FIGURE SUMMARY
Title

Cpeb1b-mediated cytoplasmic polyadenylation of shha mRNA modulates zebrafish definitive hematopoiesis

Authors
Heng, J., Shi, B., Zhou, J.Y., Zhang, Y., Ma, D., Yang, Y.G., Liu, F.
Source
Full text @ Proc. Natl. Acad. Sci. USA

Cpeb1b deficiency impairs HSPC production. (A) Examination of the expression of runx1 and cmyb in the control and cpeb1b morphants by WISH. The red arrowheads denote HSPCs. (Scale bar, 100 μm.) (B) Statistical analysis of the WISH. Error bar, mean ± SD, ***P < 0.001. (C) Examination of the rag1 expression in the control and cpeb1b morphants by WISH. (D) Quantification of the WISH. (E) Confocal imaging shows the flk1+cmyb+ definitive hematopoietic precursors in the VDA region of control and cpeb1b morphants at 36 hpf.

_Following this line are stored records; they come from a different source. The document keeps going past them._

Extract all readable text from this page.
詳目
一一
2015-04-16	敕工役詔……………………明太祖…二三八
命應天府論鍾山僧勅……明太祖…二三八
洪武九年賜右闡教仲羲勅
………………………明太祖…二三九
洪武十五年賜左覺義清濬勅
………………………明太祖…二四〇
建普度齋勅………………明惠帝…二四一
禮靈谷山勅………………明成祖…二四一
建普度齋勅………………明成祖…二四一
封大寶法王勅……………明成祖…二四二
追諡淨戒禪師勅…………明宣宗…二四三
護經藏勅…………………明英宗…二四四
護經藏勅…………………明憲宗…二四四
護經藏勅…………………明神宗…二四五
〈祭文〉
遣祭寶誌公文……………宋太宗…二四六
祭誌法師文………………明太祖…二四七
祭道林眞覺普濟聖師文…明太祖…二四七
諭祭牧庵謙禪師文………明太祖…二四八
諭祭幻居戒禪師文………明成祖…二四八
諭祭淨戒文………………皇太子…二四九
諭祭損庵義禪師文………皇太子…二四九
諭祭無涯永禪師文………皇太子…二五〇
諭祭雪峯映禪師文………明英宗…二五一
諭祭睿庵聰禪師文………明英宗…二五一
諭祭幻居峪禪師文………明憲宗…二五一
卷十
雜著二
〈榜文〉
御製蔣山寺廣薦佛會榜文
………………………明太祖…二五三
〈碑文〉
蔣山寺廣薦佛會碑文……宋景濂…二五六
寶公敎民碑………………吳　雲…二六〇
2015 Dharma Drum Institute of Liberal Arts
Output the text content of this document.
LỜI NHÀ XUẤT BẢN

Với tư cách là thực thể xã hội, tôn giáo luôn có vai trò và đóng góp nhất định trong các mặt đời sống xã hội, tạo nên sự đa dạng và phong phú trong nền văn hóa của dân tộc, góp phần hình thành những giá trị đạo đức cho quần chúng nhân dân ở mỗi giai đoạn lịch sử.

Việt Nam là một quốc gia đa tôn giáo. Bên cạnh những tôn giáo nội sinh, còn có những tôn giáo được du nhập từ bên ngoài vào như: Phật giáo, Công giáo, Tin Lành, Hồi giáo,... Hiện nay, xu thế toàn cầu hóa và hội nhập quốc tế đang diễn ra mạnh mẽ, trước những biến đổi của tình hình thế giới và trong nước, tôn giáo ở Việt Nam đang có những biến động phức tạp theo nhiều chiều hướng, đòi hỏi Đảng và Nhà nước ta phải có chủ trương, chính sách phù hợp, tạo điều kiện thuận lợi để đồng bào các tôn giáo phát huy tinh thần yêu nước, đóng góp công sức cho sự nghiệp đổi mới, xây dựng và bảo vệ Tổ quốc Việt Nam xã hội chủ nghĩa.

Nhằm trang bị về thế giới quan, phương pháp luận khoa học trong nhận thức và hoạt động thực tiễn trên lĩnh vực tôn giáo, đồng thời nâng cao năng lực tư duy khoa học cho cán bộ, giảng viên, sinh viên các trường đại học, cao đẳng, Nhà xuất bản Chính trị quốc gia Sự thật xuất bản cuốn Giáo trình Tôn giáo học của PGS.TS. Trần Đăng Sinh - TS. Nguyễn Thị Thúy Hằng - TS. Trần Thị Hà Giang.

White arrowheads denote flk1+cmyb+ precursors. (Scale bars, 100 μm.) (F) Statistical analysis of flk1+cmyb+ definitive hematopoietic precursors. Error bar, mean ± SD. The P value was calculated by Student’s t test, ***P < 0.001. (G) Examination of the runx1 expression in WT, cpeb1b mutant, cpeb1b mRNA-overexpressed cpeb1b mutant, and cpeb1b MO-injected WT embryos by WISH. In WISH experiments using cpeb1b mutant embryos, the embryos were obtained by cross-mating cpeb1b adult mutants and individually subjected to genotyping after WISH for identifying homozygous mutants. (Scale bar, 100 μm.) (H) Statistical analysis of the WISH. Error bar, mean ± SD, n.s.: no significance, ***P < 0.001. (I) Confocal imaging shows the gfi1+ HE cells in the VDA region of control and cpeb1b morphants at 26 hpf. (Scale bars, 100 μm.) (J) Statistical analysis of gfi1+ HE cells. Error bar, mean ± SD. The P value was calculated by Student’s t test, ***P < 0.001. (K) Examination of the HE marker runx1, gfi1a, and gata2b expression in control and cpeb1b morphants at 26 hpf by WISH. (Scale bars, 100 μm.) (L) Statistical analysis of the WISH. Error bar, mean ± SD, ***P < 0.001.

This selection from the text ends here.